In Italia c’è ancora una scarsa conoscenza degli ebrei e, quindi, si può cominciare con attività semplici come preparare insieme i montini di Purim, oppure costruire una kippah di carta o, ancora, giocare con le lettere dell’alfabeto ebraico. In questo modo si può cominciare ad “assaggiare” una porzione dell’ebraismo e conoscere che cosa sono stati e sono gli ebrei. Non farlo equivale e non onorare la Shoah, perché non sapere nulla delle vittime significa dimenticarle.

Perché gli ebrei sono così poco conosciuti in Italia?

Perché di loro non si parla. Chi frequenta le parrocchie li incontra a catechismo e poi a scuola con la Seconda guerra mondiale. Ma in mezzo ci sono duemila anni di storia ebraica, che nessuno conosce. È come se gli ebrei fossero stati ibernati al tempo di Gesù e ritirati fuori nel 1938 con le leggi razziali. C’è persino chi pensa che siano stranieri. E, invece, gli ebrei siamo noi, sono i nostri vicini di casa. Gli ebrei sono un pezzo di storia d’Italia.

Perché a scuola non se ne parla come sarebbe necessario?

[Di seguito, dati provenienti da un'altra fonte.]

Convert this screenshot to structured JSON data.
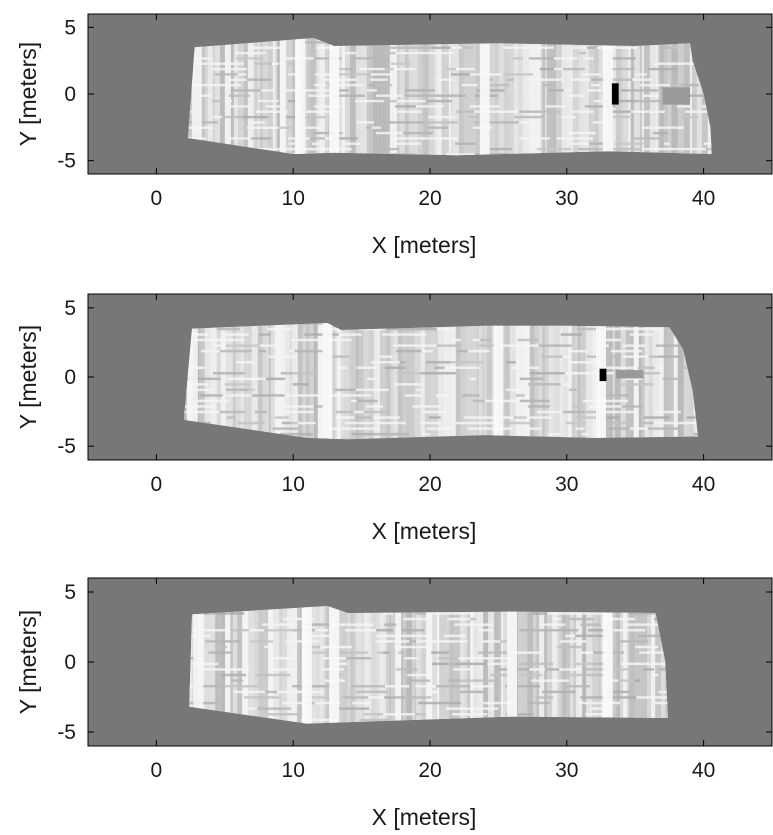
{
  "colors": {
    "background": "#777777",
    "axes_frame": "#000000",
    "map_light": "#f0f0f0",
    "map_dark": "#999999",
    "obstacle": "#000000"
  },
  "chart_data": [
    {
      "type": "heatmap",
      "xlabel": "X [meters]",
      "ylabel": "Y [meters]",
      "xlim": [
        -5,
        45
      ],
      "ylim": [
        -6,
        6
      ],
      "xticks": [
        "0",
        "10",
        "20",
        "30",
        "40"
      ],
      "yticks": [
        "5",
        "0",
        "-5"
      ],
      "grid": false,
      "map_outline": [
        [
          2.8,
          3.5
        ],
        [
          11.5,
          4.2
        ],
        [
          13,
          3.6
        ],
        [
          25,
          3.8
        ],
        [
          35,
          3.6
        ],
        [
          39,
          3.8
        ],
        [
          39.2,
          2.5
        ],
        [
          40,
          0
        ],
        [
          40.5,
          -2.5
        ],
        [
          40.6,
          -4.5
        ],
        [
          33,
          -4.3
        ],
        [
          22,
          -4.6
        ],
        [
          13,
          -4.4
        ],
        [
          10,
          -4.5
        ],
        [
          2.3,
          -3.3
        ]
      ],
      "bright_bands_x": [
        10.5,
        13,
        24,
        33
      ],
      "dark_regions": [
        {
          "x": [
            37,
            39
          ],
          "y": [
            0.5,
            -0.8
          ]
        }
      ],
      "obstacles": [
        {
          "x": [
            33.3,
            33.8
          ],
          "y": [
            0.8,
            -0.8
          ],
          "shade": "black"
        }
      ]
    },
    {
      "type": "heatmap",
      "xlabel": "X [meters]",
      "ylabel": "Y [meters]",
      "xlim": [
        -5,
        45
      ],
      "ylim": [
        -6,
        6
      ],
      "xticks": [
        "0",
        "10",
        "20",
        "30",
        "40"
      ],
      "yticks": [
        "5",
        "0",
        "-5"
      ],
      "grid": false,
      "map_outline": [
        [
          2.6,
          3.5
        ],
        [
          12.5,
          3.9
        ],
        [
          13.5,
          3.4
        ],
        [
          24,
          3.7
        ],
        [
          30,
          3.7
        ],
        [
          37.5,
          3.6
        ],
        [
          38.5,
          2
        ],
        [
          39.2,
          -1
        ],
        [
          39.6,
          -4.3
        ],
        [
          32,
          -4.4
        ],
        [
          24,
          -4.2
        ],
        [
          14,
          -4.5
        ],
        [
          11,
          -4.4
        ],
        [
          2,
          -3.1
        ]
      ],
      "bright_bands_x": [
        12.5,
        25,
        32.5
      ],
      "dark_regions": [
        {
          "x": [
            33.6,
            35.6
          ],
          "y": [
            0.5,
            -0.1
          ]
        }
      ],
      "obstacles": [
        {
          "x": [
            32.4,
            32.9
          ],
          "y": [
            0.6,
            -0.3
          ],
          "shade": "black"
        }
      ]
    },
    {
      "type": "heatmap",
      "xlabel": "X [meters]",
      "ylabel": "Y [meters]",
      "xlim": [
        -5,
        45
      ],
      "ylim": [
        -6,
        6
      ],
      "xticks": [
        "0",
        "10",
        "20",
        "30",
        "40"
      ],
      "yticks": [
        "5",
        "0",
        "-5"
      ],
      "grid": false,
      "map_outline": [
        [
          2.6,
          3.4
        ],
        [
          12.5,
          4
        ],
        [
          14,
          3.5
        ],
        [
          26,
          3.6
        ],
        [
          36.5,
          3.5
        ],
        [
          37.2,
          0
        ],
        [
          37.4,
          -4
        ],
        [
          26,
          -3.9
        ],
        [
          14,
          -4.3
        ],
        [
          11,
          -4.4
        ],
        [
          2.4,
          -3.2
        ]
      ],
      "bright_bands_x": [
        11,
        13,
        26,
        33
      ],
      "dark_regions": [],
      "obstacles": []
    }
  ]
}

Le questioni che toccano la scuola sono talmente tante e complesse che si dovrebbe stare in classe diciotto ore al giorno. E, comunque, la scuola è l’unica agenzia educativa che si occupa di questi argomenti. Di antisemitismo si deve parlare a scuola ma anche, per esempio, nelle società sportive, perché è anche negli stadi che esplode con manifestazioni violente. Dalla scuola può partire un percorso di maturazione che, però, ha bisogno di tempi lunghi e non si esaurisce in classe. Servono progetti di ampio respiro, a lungo raggio. E qui entra in gioco la responsabilità della politica che, invece, vive e ragiona a corto raggio. Per il tempo di una legislatura. Ma il senso civico di una generazione ha tempi di maturazione più lunghi.